Early-onset neonatal infection (EONI) poses significant risks to neonatal health, necessitating reliable diagnostic markers for early detection. This study aims to evaluate the diagnostic validity of procalcitonin (PCT) concentration in umbilical cord blood as a biomarker for EONI.

METHODS

This prospective study was conducted at Ho Chi Minh University Medical Center from April 2022 to September 2022. The PCT level was measured in umbilical cord blood at birth. Based on clinical, laboratory, and microbiologic results, neonates were classified into infected and non-infected groups.

RESULTS

One hundred eighty neonates with risk factors for EONI were recruited.
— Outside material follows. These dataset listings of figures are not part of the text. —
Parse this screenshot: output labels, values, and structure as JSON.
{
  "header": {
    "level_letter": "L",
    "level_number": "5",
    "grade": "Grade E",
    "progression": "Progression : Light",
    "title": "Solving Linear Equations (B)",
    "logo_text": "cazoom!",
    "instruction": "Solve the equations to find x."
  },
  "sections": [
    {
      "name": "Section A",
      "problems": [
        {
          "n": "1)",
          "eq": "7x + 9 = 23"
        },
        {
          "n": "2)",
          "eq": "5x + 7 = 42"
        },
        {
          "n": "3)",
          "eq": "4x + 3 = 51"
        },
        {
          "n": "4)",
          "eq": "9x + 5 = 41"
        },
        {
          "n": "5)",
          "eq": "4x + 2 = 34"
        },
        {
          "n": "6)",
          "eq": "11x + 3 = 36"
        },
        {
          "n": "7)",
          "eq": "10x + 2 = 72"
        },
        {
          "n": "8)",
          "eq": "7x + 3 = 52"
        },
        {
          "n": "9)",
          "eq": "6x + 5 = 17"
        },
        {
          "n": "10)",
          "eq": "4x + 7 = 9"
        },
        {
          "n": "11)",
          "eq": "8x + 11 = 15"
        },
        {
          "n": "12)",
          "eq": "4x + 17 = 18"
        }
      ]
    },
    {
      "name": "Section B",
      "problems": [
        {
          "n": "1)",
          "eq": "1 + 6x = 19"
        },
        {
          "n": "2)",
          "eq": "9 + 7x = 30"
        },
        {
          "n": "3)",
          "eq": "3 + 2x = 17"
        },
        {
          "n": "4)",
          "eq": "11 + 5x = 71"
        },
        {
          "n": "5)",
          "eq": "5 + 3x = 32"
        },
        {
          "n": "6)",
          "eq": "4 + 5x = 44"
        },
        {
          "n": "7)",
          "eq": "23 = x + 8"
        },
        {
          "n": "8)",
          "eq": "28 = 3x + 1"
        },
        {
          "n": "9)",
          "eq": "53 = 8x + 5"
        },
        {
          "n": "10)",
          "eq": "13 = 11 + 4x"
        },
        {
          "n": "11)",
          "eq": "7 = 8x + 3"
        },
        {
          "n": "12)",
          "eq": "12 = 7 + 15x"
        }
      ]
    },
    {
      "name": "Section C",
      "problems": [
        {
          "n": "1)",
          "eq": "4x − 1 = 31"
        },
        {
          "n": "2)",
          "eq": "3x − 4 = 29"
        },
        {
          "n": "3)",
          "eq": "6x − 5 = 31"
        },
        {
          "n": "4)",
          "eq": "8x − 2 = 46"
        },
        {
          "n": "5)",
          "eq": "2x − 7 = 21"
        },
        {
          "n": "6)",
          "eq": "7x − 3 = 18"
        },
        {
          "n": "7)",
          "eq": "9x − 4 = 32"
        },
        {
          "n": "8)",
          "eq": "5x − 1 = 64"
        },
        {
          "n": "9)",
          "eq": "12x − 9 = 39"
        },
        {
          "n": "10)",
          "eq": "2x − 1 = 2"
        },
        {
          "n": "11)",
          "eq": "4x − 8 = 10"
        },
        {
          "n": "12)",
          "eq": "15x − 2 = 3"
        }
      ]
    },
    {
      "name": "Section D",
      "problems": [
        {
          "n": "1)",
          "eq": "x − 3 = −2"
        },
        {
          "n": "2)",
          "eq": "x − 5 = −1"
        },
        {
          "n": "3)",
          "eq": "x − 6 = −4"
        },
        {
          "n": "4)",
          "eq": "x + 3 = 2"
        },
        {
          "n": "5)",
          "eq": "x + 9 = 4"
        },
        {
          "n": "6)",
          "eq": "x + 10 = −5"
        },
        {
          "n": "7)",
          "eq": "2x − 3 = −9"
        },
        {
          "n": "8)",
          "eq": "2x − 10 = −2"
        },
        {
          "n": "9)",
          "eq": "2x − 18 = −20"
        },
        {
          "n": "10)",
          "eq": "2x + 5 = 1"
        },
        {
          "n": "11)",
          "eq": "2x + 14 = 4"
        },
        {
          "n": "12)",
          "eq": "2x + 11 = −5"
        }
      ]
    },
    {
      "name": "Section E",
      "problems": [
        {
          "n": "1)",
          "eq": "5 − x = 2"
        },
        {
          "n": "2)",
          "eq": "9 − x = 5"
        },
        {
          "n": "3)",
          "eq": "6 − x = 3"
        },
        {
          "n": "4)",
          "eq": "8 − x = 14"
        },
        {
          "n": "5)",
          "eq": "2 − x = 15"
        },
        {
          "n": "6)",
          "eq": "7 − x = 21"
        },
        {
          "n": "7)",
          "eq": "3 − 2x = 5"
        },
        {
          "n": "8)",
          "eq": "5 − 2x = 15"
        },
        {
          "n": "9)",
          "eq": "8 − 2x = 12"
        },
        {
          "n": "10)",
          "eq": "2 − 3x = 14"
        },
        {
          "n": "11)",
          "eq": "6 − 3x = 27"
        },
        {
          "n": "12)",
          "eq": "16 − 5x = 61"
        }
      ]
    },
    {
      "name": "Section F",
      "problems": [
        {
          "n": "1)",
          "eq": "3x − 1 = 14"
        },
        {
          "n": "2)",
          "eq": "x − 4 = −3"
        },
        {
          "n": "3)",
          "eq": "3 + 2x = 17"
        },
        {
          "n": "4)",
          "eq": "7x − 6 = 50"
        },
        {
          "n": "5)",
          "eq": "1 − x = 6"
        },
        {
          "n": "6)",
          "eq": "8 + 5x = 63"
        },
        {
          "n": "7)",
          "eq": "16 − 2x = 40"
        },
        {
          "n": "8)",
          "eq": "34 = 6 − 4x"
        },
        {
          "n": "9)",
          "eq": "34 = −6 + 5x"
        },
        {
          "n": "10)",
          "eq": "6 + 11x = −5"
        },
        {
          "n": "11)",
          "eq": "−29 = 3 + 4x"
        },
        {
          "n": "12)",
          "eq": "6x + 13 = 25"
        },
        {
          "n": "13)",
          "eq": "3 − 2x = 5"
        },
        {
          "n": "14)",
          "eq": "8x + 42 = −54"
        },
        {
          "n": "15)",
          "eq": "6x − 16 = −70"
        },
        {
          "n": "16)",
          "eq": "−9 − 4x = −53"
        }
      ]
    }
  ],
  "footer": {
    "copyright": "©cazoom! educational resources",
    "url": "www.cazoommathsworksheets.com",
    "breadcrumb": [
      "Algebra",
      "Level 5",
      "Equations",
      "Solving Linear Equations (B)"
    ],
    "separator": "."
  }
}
Among the neonates studied, 22 (12.2%) were classified as infected and 158 (87.8%) as non-infected by the classification criteria of clinical manifestations, laboratory tests, and blood culture. The median PCT in the infected group was significantly higher than that in the non-infected group (0.389 ng/mL vs. 0.127 ng/mL, p = 0.007). The optimal PCT cut-off was found by receiver operating characteristic (ROC) to be 0.23 ng/mL, with an area under the curve (AUC) of 0.87. The results were 59.1%, 98.7%, 86.2%, 94%, 45, and 0.41 for sensitivity, specificity, positive and negative predictive values, and positive and negative likelihood ratios, respectively. The post-test probability was 86% if the test was positive and 5% if it was negative.

CONCLUSION

Umbilical cord blood PCT might be a reliable marker in the diagnosis of EONI, and its value helps limit the harmful effects of unnecessary prescriptions in non-infected neonates. However, considering the low sensitivity of procalcitonin, further research is necessary to fully integrate this biomarker into clinical practice.